The Shins – Port of Morrow (2012)

SAME FORMULA; NEW RESULTS

I must admit that I took my share of subtle digs at The Shins for their Saturday Night Live performance a few weeks ago. I can’t say enough that this doesn’t stem from any sort of dislike or distaste for the band. Rather, I’ve just always felt as if every single Shins’ song ever has sounded the exact same to me. Maybe I wasn’t mellow enough yet or didn’t study James Mercer’s lyrics as closely as I should have, but they all just kind of blended together in my head to one massive conglomerate of soft strings, easy tempos and high-pitched vocals. If not for the kooky music video for “Australia,” I am not sure that I could tell you how any specific song of theirs goes. So when I saw their performance on SNL last weekend, I just wrote it off as more of the same. It sounded mellow, stringy and had James Mercer singing something that looked important because he closed his eyes while he did it.

Alas, I admit that I was quick to judge Port of Morrow, which was released earlier this week to resounding praise from just about everyone. You can now add my distinguished opinion to list of supporters. It’s really not that they threw some curveball at me or suddenly busted out an LP of post-punk electronic tracks. No, they went back to the same formula again and again and again. The strings are still there, the mellow-feel-good-vibe is pulsating throughout, and James Mercer repeatedly delivers with his welcoming vocals. But, like I said, that can be found on all of their previous releases. This time around, it just seems so much more complete. The songs seem to pack an added punch and some degree of distinction. While the acoustic guitar leads the way, you can hear much fuller instrumentals on every track as they’re stocked up with multiple drums, multiple guitars and even multiple keyboards. Mercer himself even tries his hand playing a lap steel and a glockenspiel.

It’s old news by new that James Mercer basically gave all of the previous members of The Shins a pink slip and stacked his deck with some new toys. It totally pays off as they make an old formula sound quite rejuvenating. “Simple Song,” at face value, is little more than a slow building pop anthem (a metafictional one at that, but nonetheless). However, with Mercer’s always charming and sentimental lyrics and that extra oomph I mentioned (mostly in the percussion) puts the song over the top. It’s still pop, but it’s absolute pop bliss. The fact that it goes right into the single-in-waiting “It’s Only Life” allows the album to hit its stride in just three tracks. “It’s Only Life” is another basically composed tune, but is bastioned with a faded dreariness for an emotionally satisfying sway-tune. Just ten minutes in and I’m completely sold on the whole thing. It does little to squander its streak after that. It hits its lulls (the oddly paced “Bait and Switch”), but more than makes up for it with the jammin’ on “Fall of ‘82” or the tumbling macabre of the title track.

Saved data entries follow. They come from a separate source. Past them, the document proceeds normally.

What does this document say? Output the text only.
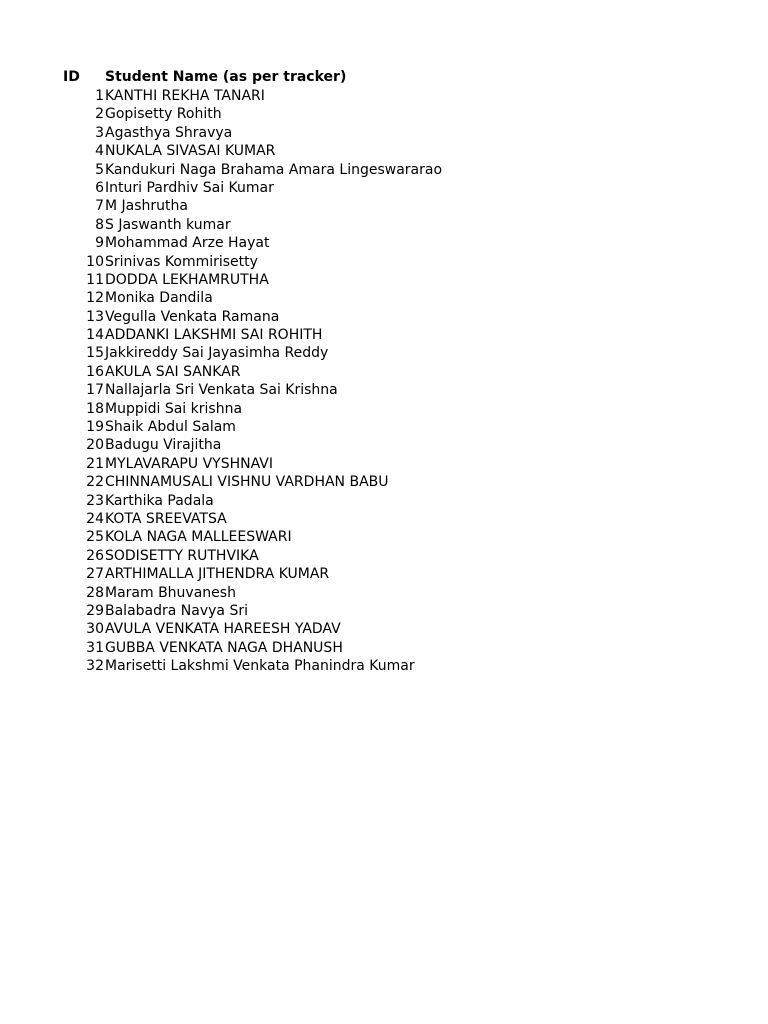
ID	Student Name (as per tracker)
1 KANTHI REKHA TANARI
2 Gopisetty Rohith
3 Agasthya Shravya
4 NUKALA SIVASAI KUMAR
5 Kandukuri Naga Brahama Amara Lingeswararao
6 Inturi Pardhiv Sai Kumar
7 M Jashrutha
8 S Jaswanth kumar
9 Mohammad Arze Hayat
10 Srinivas Kommirisetty
11 DODDA LEKHAMRUTHA
12 Monika Dandila
13 Vegulla Venkata Ramana
14 ADDANKI LAKSHMI SAI ROHITH
15 Jakkireddy Sai Jayasimha Reddy
16 AKULA SAI SANKAR
17 Nallajarla Sri Venkata Sai Krishna
18 Muppidi Sai krishna
19 Shaik Abdul Salam
20 Badugu Virajitha
21 MYLAVARAPU VYSHNAVI
22 CHINNAMUSALI VISHNU VARDHAN BABU
23 Karthika Padala
24 KOTA SREEVATSA
25 KOLA NAGA MALLEESWARI
26 SODISETTY RUTHVIKA
27 ARTHIMALLA JITHENDRA KUMAR
28 Maram Bhuvanesh
29 Balabadra Navya Sri
30 AVULA VENKATA HAREESH YADAV
31 GUBBA VENKATA NAGA DHANUSH
32 Marisetti Lakshmi Venkata Phanindra Kumar
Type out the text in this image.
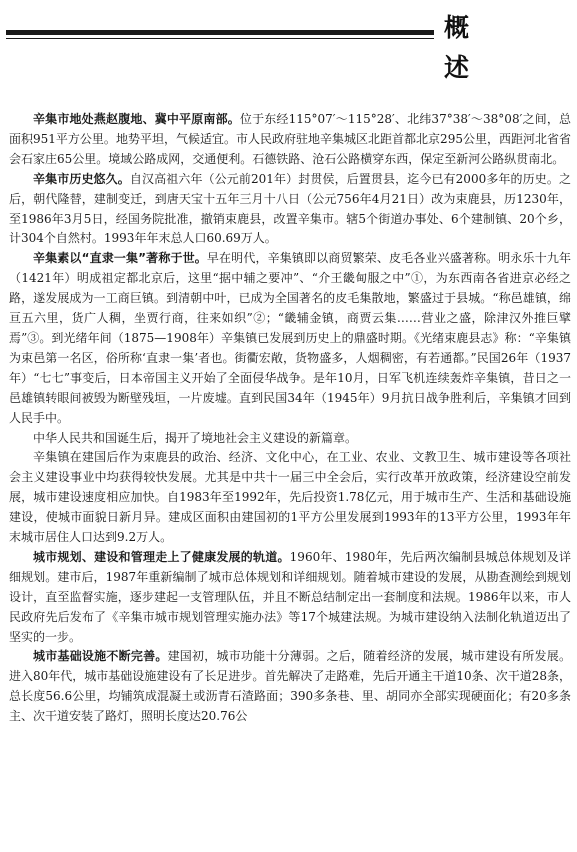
概　述

辛集市地处燕赵腹地、冀中平原南部。位于东经115°07′～115°28′、北纬37°38′～38°08′之间，总面积951平方公里。地势平坦，气候适宜。市人民政府驻地辛集城区北距首都北京295公里，西距河北省省会石家庄65公里。境域公路成网，交通便利。石德铁路、沧石公路横穿东西，保定至新河公路纵贯南北。

辛集市历史悠久。自汉高祖六年（公元前201年）封贯侯，后置贯县，迄今已有2000多年的历史。之后，朝代隆替，建制变迁，到唐天宝十五年三月十八日（公元756年4月21日）改为束鹿县，历1230年，至1986年3月5日，经国务院批准，撤销束鹿县，改置辛集市。辖5个街道办事处、6个建制镇、20个乡，计304个自然村。1993年年末总人口60.69万人。

辛集素以“直隶一集”著称于世。早在明代，辛集镇即以商贸繁荣、皮毛各业兴盛著称。明永乐十九年（1421年）明成祖定都北京后，这里“据中辅之要冲”、“介王畿甸服之中”①，为东西南各省进京必经之路，遂发展成为一工商巨镇。到清朝中叶，已成为全国著名的皮毛集散地，繁盛过于县城。“称邑雄镇，绵亘五六里，货广人稠，坐贾行商，往来如织”②；“畿辅金镇，商贾云集……营业之盛，除津汉外推巨擘焉”③。到光绪年间（1875—1908年）辛集镇已发展到历史上的鼎盛时期。《光绪束鹿县志》称：“辛集镇为束邑第一名区，俗所称‘直隶一集’者也。街衢宏敞，货物盛多，人烟稠密，有若通都。”民国26年（1937年）“七七”事变后，日本帝国主义开始了全面侵华战争。是年10月，日军飞机连续轰炸辛集镇，昔日之一邑雄镇转眼间被毁为断壁残垣，一片废墟。直到民国34年（1945年）9月抗日战争胜利后，辛集镇才回到人民手中。

中华人民共和国诞生后，揭开了境地社会主义建设的新篇章。

辛集镇在建国后作为束鹿县的政治、经济、文化中心，在工业、农业、文教卫生、城市建设等各项社会主义建设事业中均获得较快发展。尤其是中共十一届三中全会后，实行改革开放政策，经济建设空前发展，城市建设速度相应加快。自1983年至1992年，先后投资1.78亿元，用于城市生产、生活和基础设施建设，使城市面貌日新月异。建成区面积由建国初的1平方公里发展到1993年的13平方公里，1993年年末城市居住人口达到9.2万人。

城市规划、建设和管理走上了健康发展的轨道。1960年、1980年，先后两次编制县城总体规划及详细规划。建市后，1987年重新编制了城市总体规划和详细规划。随着城市建设的发展，从勘查测绘到规划设计，直至监督实施，逐步建起一支管理队伍，并且不断总结制定出一套制度和法规。1986年以来，市人民政府先后发布了《辛集市城市规划管理实施办法》等17个城建法规。为城市建设纳入法制化轨道迈出了坚实的一步。

城市基础设施不断完善。建国初，城市功能十分薄弱。之后，随着经济的发展，城市建设有所发展。进入80年代，城市基础设施建设有了长足进步。首先解决了走路难，先后开通主干道10条、次干道28条，总长度56.6公里，均铺筑成混凝土或沥青石渣路面；390多条巷、里、胡同亦全部实现硬面化；有20多条主、次干道安装了路灯，照明长度达20.76公
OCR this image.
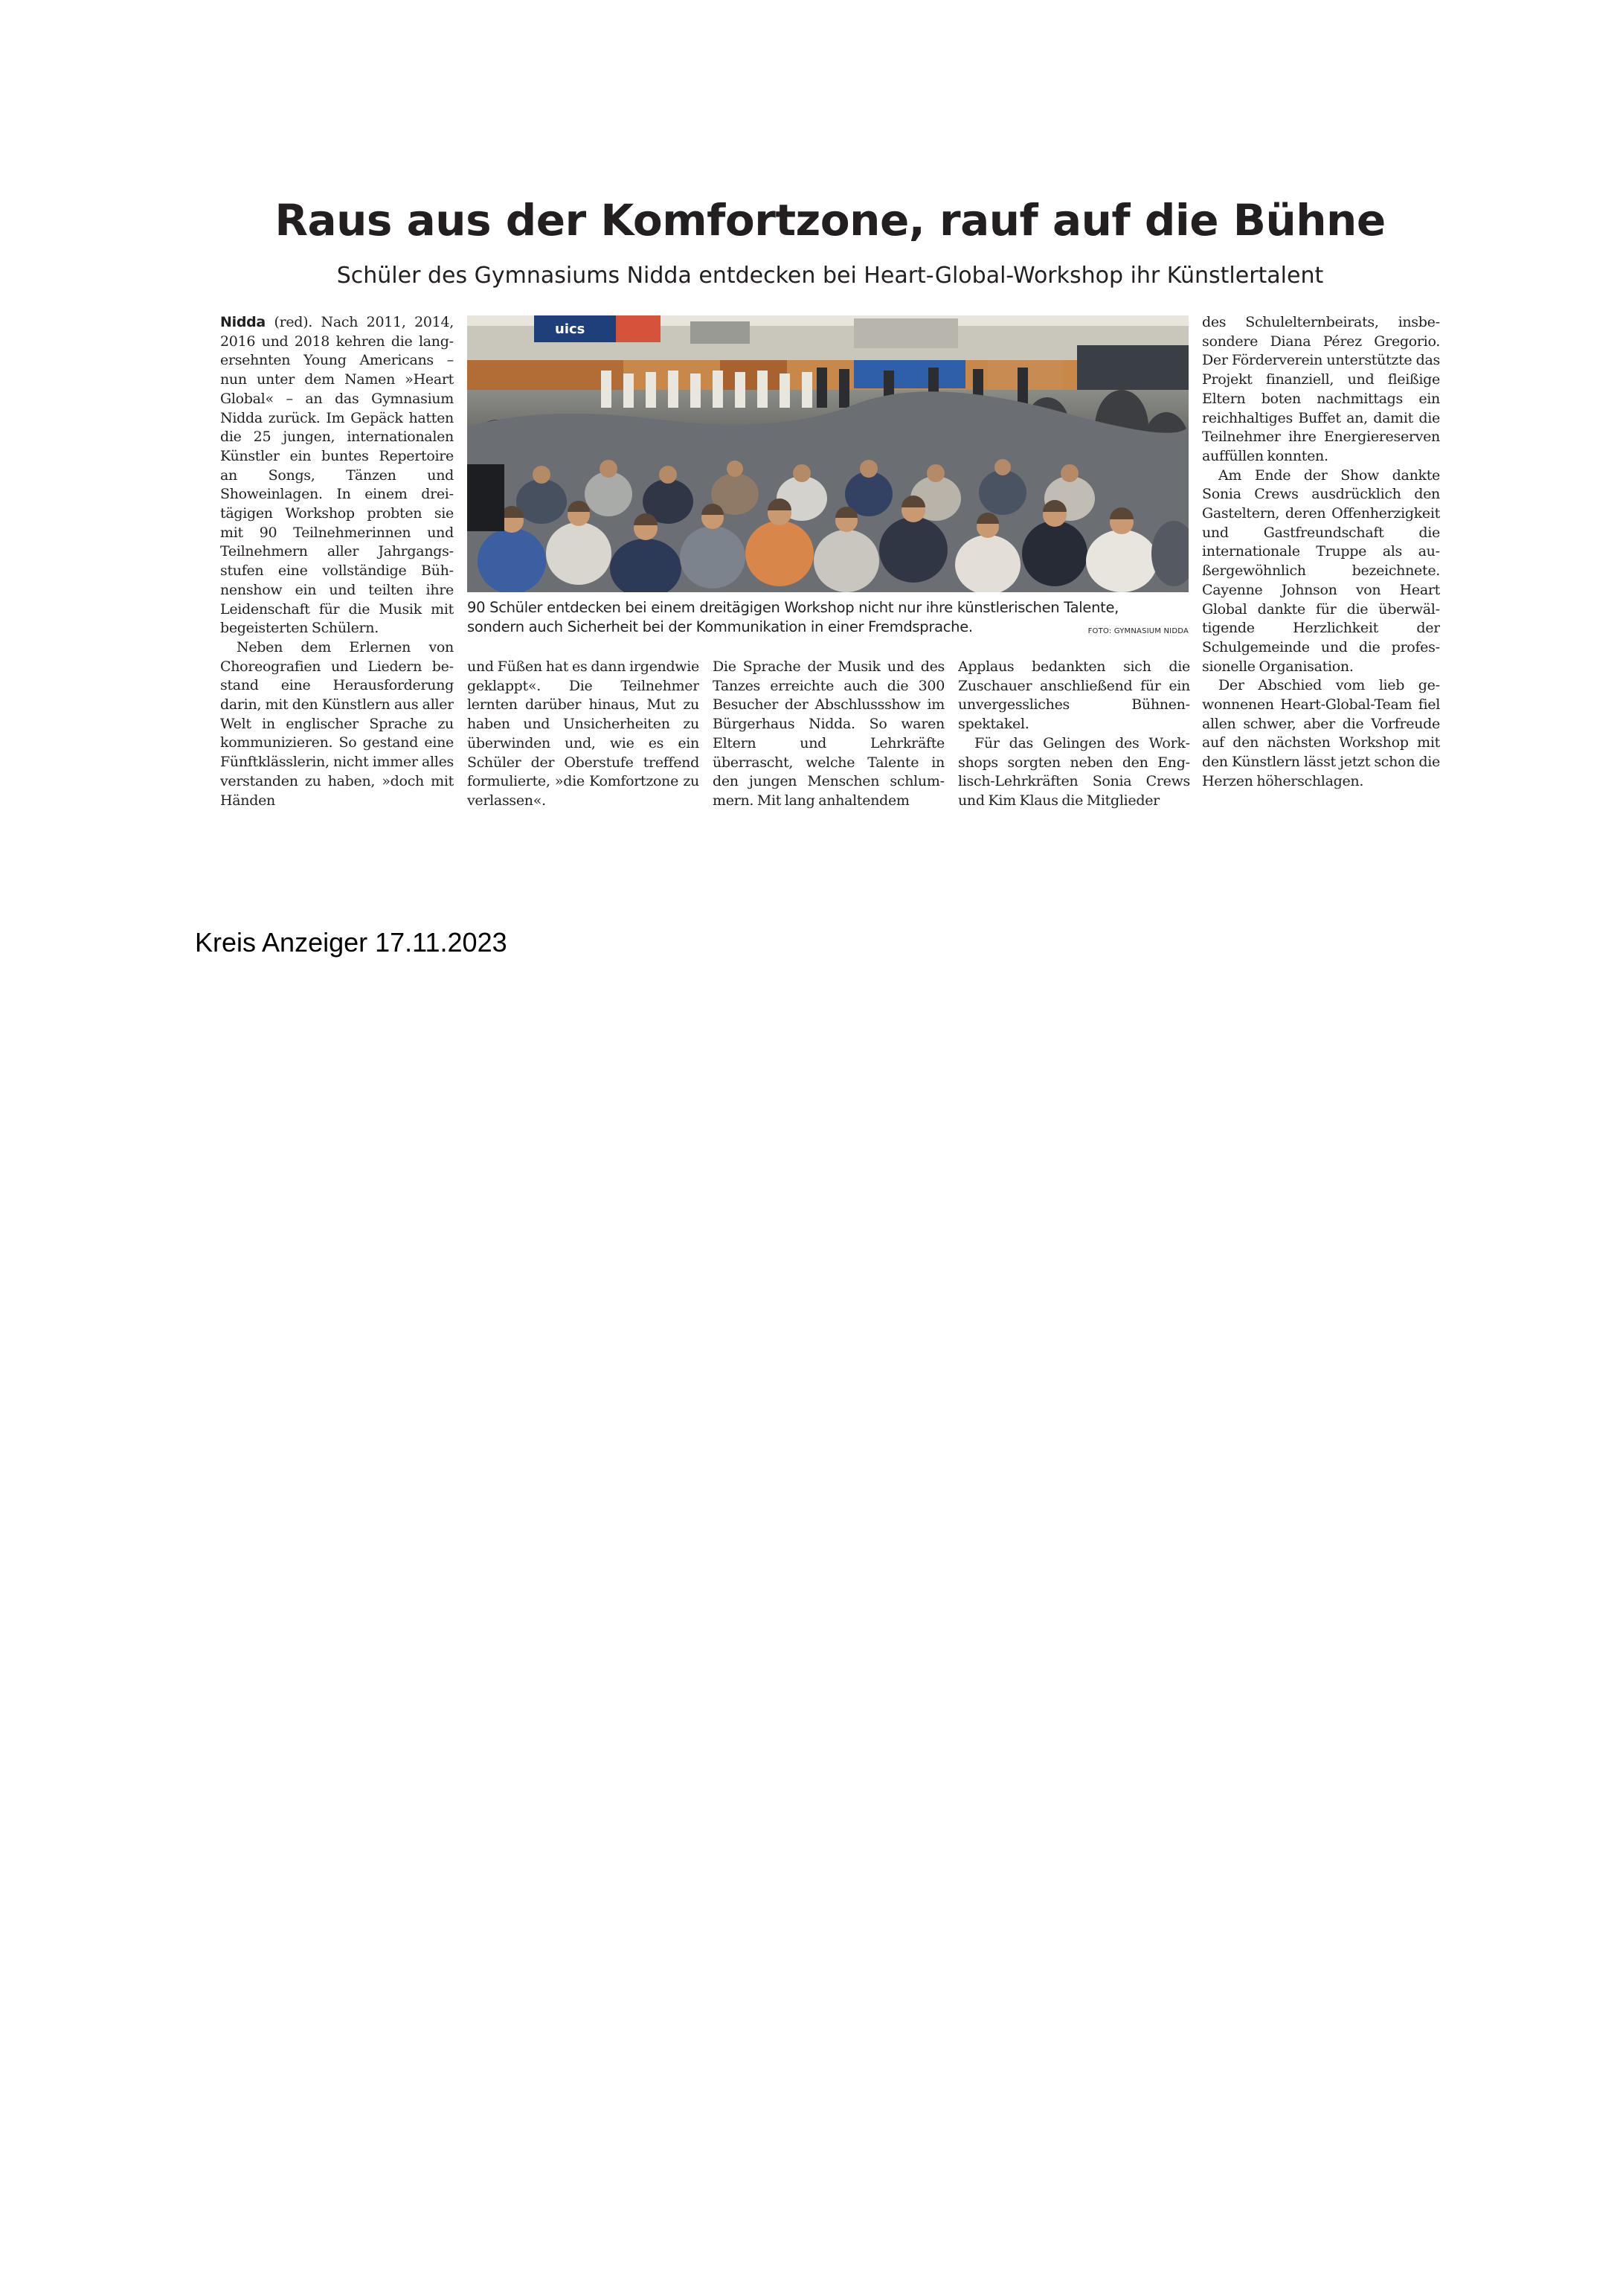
Raus aus der Komfortzone, rauf auf die Bühne
Schüler des Gymnasiums Nidda entdecken bei Heart-Global-Workshop ihr Künstlertalent

Nidda (red). Nach 2011, 2014, 2016 und 2018 kehren die langersehnten Young Americans – nun unter dem Namen »Heart Global« – an das Gymnasium Nidda zurück. Im Gepäck hatten die 25 jungen, internationalen Künstler ein buntes Repertoire an Songs, Tänzen und Showeinlagen. In einem dreitägigen Workshop probten sie mit 90 Teilnehmerinnen und Teilnehmern aller Jahrgangsstufen eine vollständige Bühnenshow ein und teilten ihre Leidenschaft für die Musik mit begeisterten Schülern.

Neben dem Erlernen von Choreografien und Liedern bestand eine Herausforderung darin, mit den Künstlern aus aller Welt in englischer Sprache zu kommunizieren. So gestand eine Fünftklässlerin, nicht immer alles verstanden zu haben, »doch mit Händen

uics
90 Schüler entdecken bei einem dreitägigen Workshop nicht nur ihre künstlerischen Talente,
sondern auch Sicherheit bei der Kommunikation in einer Fremdsprache.	FOTO: GYMNASIUM NIDDA
und Füßen hat es dann irgendwie geklappt«. Die Teilnehmer lernten darüber hinaus, Mut zu haben und Unsicherheiten zu überwinden und, wie es ein Schüler der Oberstufe treffend formulierte, »die Komfortzone zu verlassen«.
Die Sprache der Musik und des Tanzes erreichte auch die 300 Besucher der Abschlussshow im Bürgerhaus Nidda. So waren Eltern und Lehrkräfte überrascht, welche Talente in den jungen Menschen schlummern. Mit lang anhaltendem

Applaus bedankten sich die Zuschauer anschließend für ein unvergessliches Bühnenspektakel.

Für das Gelingen des Workshops sorgten neben den Englisch-Lehrkräften Sonia Crews und Kim Klaus die Mitglieder

des Schulelternbeirats, insbesondere Diana Pérez Gregorio. Der Förderverein unterstützte das Projekt finanziell, und fleißige Eltern boten nachmittags ein reichhaltiges Buffet an, damit die Teilnehmer ihre Energiereserven auffüllen konnten.

Am Ende der Show dankte Sonia Crews ausdrücklich den Gasteltern, deren Offenherzigkeit und Gastfreundschaft die internationale Truppe als außergewöhnlich bezeichnete. Cayenne Johnson von Heart Global dankte für die überwältigende Herzlichkeit der Schulgemeinde und die professionelle Organisation.

Der Abschied vom lieb gewonnenen Heart-Global-Team fiel allen schwer, aber die Vorfreude auf den nächsten Workshop mit den Künstlern lässt jetzt schon die Herzen höherschlagen.

Kreis Anzeiger 17.11.2023
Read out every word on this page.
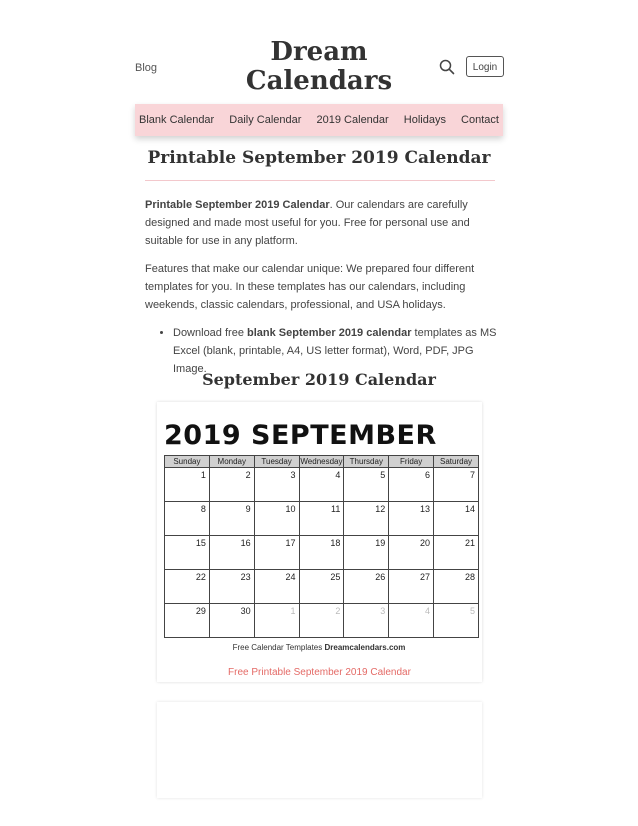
Blog
Dream
Calendars	Login
Blank Calendar Daily Calendar 2019 Calendar Holidays Contact
Printable September 2019 Calendar

Printable September 2019 Calendar. Our calendars are carefully designed and made most useful for you. Free for personal use and suitable for use in any platform.

Features that make our calendar unique: We prepared four different templates for you. In these templates has our calendars, including weekends, classic calendars, professional, and USA holidays.

• Download free blank September 2019 calendar templates as MS Excel (blank, printable, A4, US letter format), Word, PDF, JPG Image.
September 2019 Calendar
2019 SEPTEMBER
Sunday	Monday	Tuesday	Wednesday	Thursday	Friday	Saturday

1	2	3	4	5	6	7

8	9	10	11	12	13	14

15	16	17	18	19	20	21

22	23	24	25	26	27	28

29	30	1	2	3	4	5
Free Calendar Templates Dreamcalendars.com
Free Printable September 2019 Calendar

What’s most impressive is how many other artists they manage to evoke with such a straightforward strategy. They reminded me of Elvis Costello, Steely Dan, The Eagles, The Police, U2 and even the Black Keys at various points throughout the entire album. It’s not experimental. It’s not new wave. It feels more like an album of standards than anything, but there’s really no other way to say it. The thing is just good.